I've been reading about composting and trying it out. The first try went gross and slimy with too much, not mixed in well,  chopped fruit peelings. Try two, in this barrel, seems to be getting the desired effect. I got about a gallon of rich dark stuff in one month (of 90+ hot weather.) I am diligent in checking it for dampness, temature and "stirring" with my shovel. I hope to have a great product to add to my garden soil for spring, or something! Perhaps fall planting. I really want to grow some sweet little pie pumpkins! Thanks to vegetable gardener and How-to for information!


More Information: My own design
posted in: Gallery, compost, how to, clippings, mistakes

Comments (4)

JohnReberry writes: Building a compost bin was one of the most ecologically responsible things I've ever done. All the "ingredients" which can be placed in the bin reduced my garbage output by over half. Kitchen scraps, grass clippings, leaves, weeds, and almost anything else that one would usually throw out with the trash, can be tossed in the compost & recycled in a useful manner. Often, I only have to put my trash out for municipal collection every 2 or 3 weeks instead of every week like before. You can keep your trash in a plastic bag in your basement because there's rarely anything that will cause unpleasant odors.

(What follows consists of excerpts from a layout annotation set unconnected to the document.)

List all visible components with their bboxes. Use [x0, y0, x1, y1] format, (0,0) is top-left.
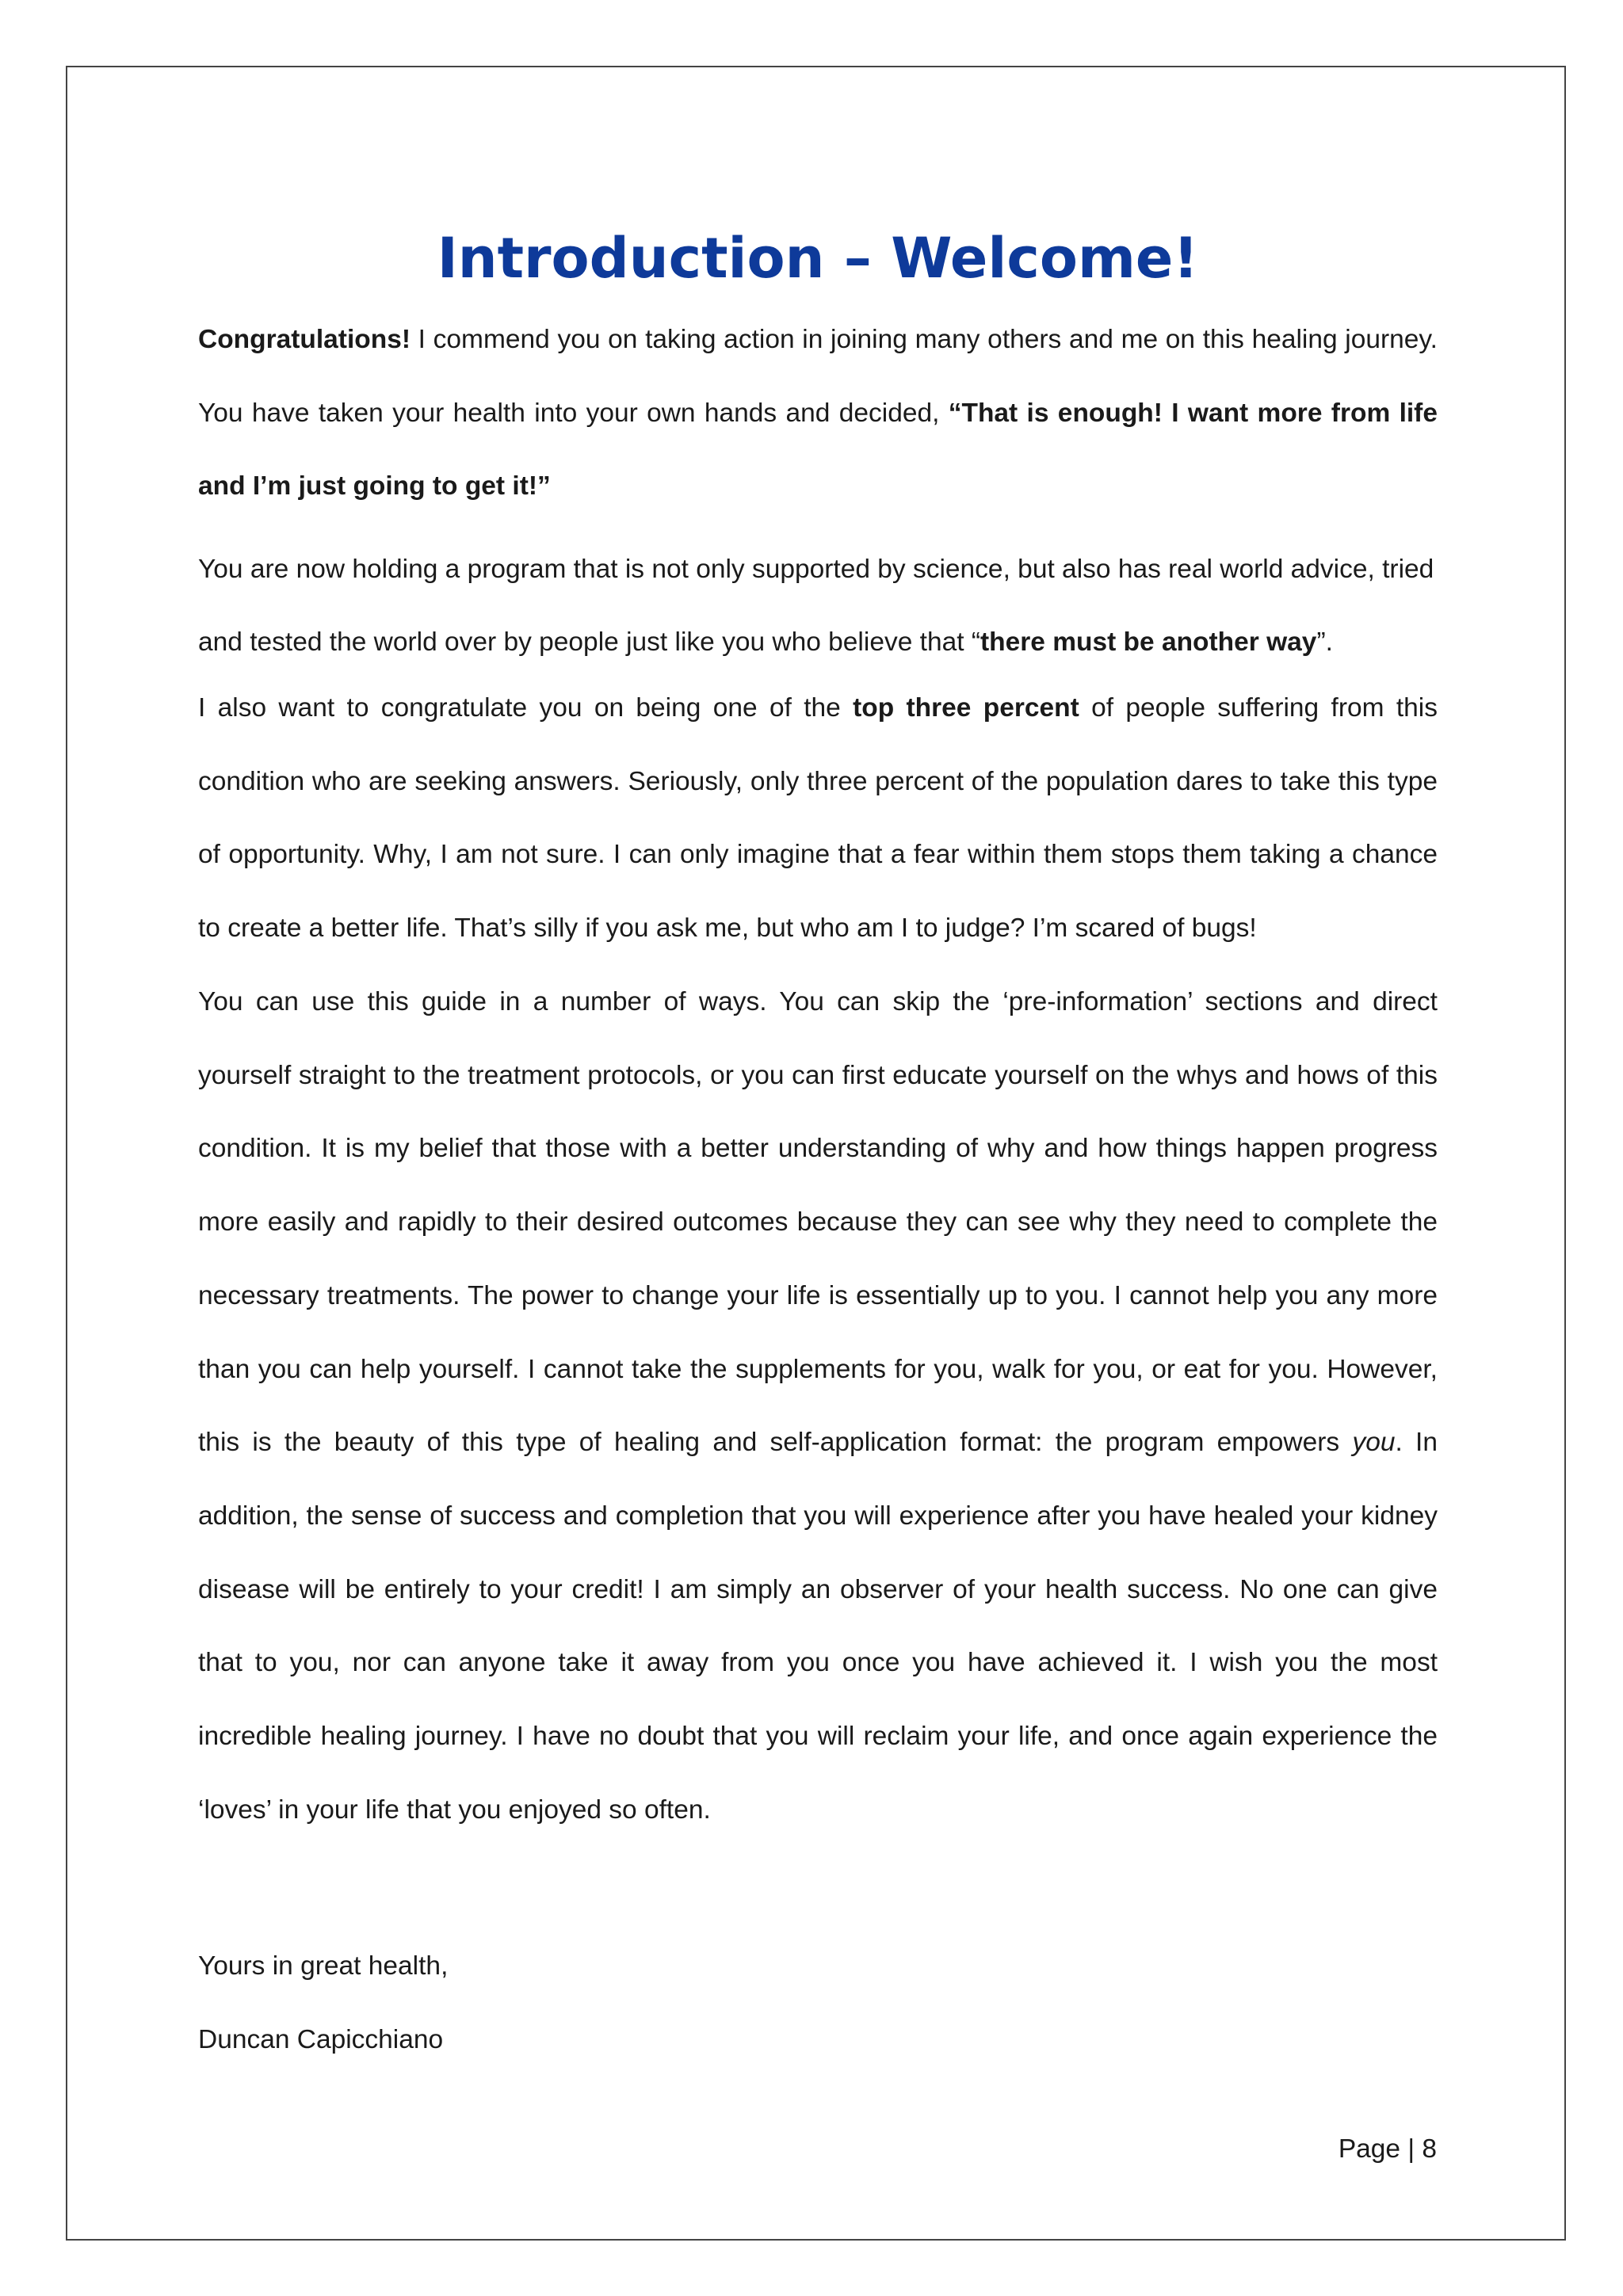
paragraph-end: ”. [1316, 627, 1333, 657]
page-number: Page | 8 [1338, 2134, 1437, 2164]
paragraph-text: You are now holding a program that is not only supported by science, but also has real world advice, tried and tested the world over by people just like you who believe that “ [198, 555, 1434, 657]
closing-line: Yours in great health, [198, 1951, 449, 1981]
paragraph-top-three-percent [198, 672, 1438, 966]
paragraph-congratulations [198, 303, 1438, 524]
paragraph-text: You can use this guide in a number of ways. You can skip the ‘pre-information’ sections and direct yourself straight to the treatment protocols, or you can first educate yourself on the whys and hows of this condition. It is my belief that those with a better understanding of why and how things happen progress more easily and rapidly to their desired outcomes because they can see why they need to complete the necessary treatments. The power to change your life is essentially up to you. I cannot help you any more than you can help yourself. I cannot take the supplements for you, walk for you, or eat for you. However, this is the beauty of this type of healing and self-application format: the program empowers [198, 987, 1438, 1458]
page-title: Introduction – Welcome! [437, 226, 1199, 291]
author-signature: Duncan Capicchiano [198, 2025, 444, 2054]
paragraph-text: I also want to congratulate you on being one of the [198, 693, 854, 723]
italic-word: you [1352, 1428, 1396, 1458]
emphasized-quote: “That is enough! I want more from life and I’m just going to get it!” [198, 398, 1438, 502]
congratulations-lead: Congratulations! [198, 325, 411, 354]
paragraph-guide-usage [198, 966, 1438, 1847]
paragraph-text-continued: of people suffering from this condition who are seeking answers. Seriously, only three percent of the population dares to take this type of opportunity. Why, I am not sure. I can only imagine that a fear within them stops them taking a chance to create a better life. That’s silly if you ask me, but who am I to judge? I’m scared of bugs! [198, 693, 1438, 944]
paragraph-program [198, 533, 1438, 679]
paragraph-text-continued: . In addition, the sense of success and completion that you will experience after you have healed your kidney disease will be entirely to your credit! I am simply an observer of your health success. No one can give that to you, nor can anyone take it away from you once you have achieved it. I wish you the most incredible healing journey. I have no doubt that you will reclaim your life, and once again experience the ‘loves’ in your life that you enjoyed so often. [198, 1428, 1438, 1825]
emphasized-phrase: top three percent [853, 693, 1079, 723]
emphasized-phrase: there must be another way [980, 627, 1317, 657]
paragraph-text: I commend you on taking action in joining many others and me on this healing journey. You have taken your health into your own hands and decided, [198, 325, 1438, 428]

The real joy is the soil enhancement product the composting process produces. My raspberry plants start producing big, lucious red berries around the 4th of July. This saves me loads of money at the market during the season; and, I have more raspberries than I can eat for the entire season!

Posted: 4:13 pm on March 8th
Scarlett007 writes: Thanks; you've given all us apt. dwellers an idea on how we too can compost, on a smalle scale!! Best of luck to you!
Posted: 11:01 am on October 19th
ChrisMcLaughlin writes: Hi Guys,

When things get wet and slimy you'll need to add some "browns" (carbon materials) such as straw, dried leaves, or newspaper, etc. Also I wanted to mention that when you're composting you want to let the bottom of the container (assuming it has holes or no bottom at all) touch the bare earth. It helps the decomposers (microbes and macrobs) move in much faster.

Have fun - composting is one of may favorite past times!
Posted: 1:43 pm on September 13th
Harrisdog43 writes: I had the same luck with "gross and slimy" but I just left it and it was just fine this spring. I must have done something right because it now goes really fast in the same set-up. Maybe that added some enzymes or bacteria to the mix because it goes much faster now.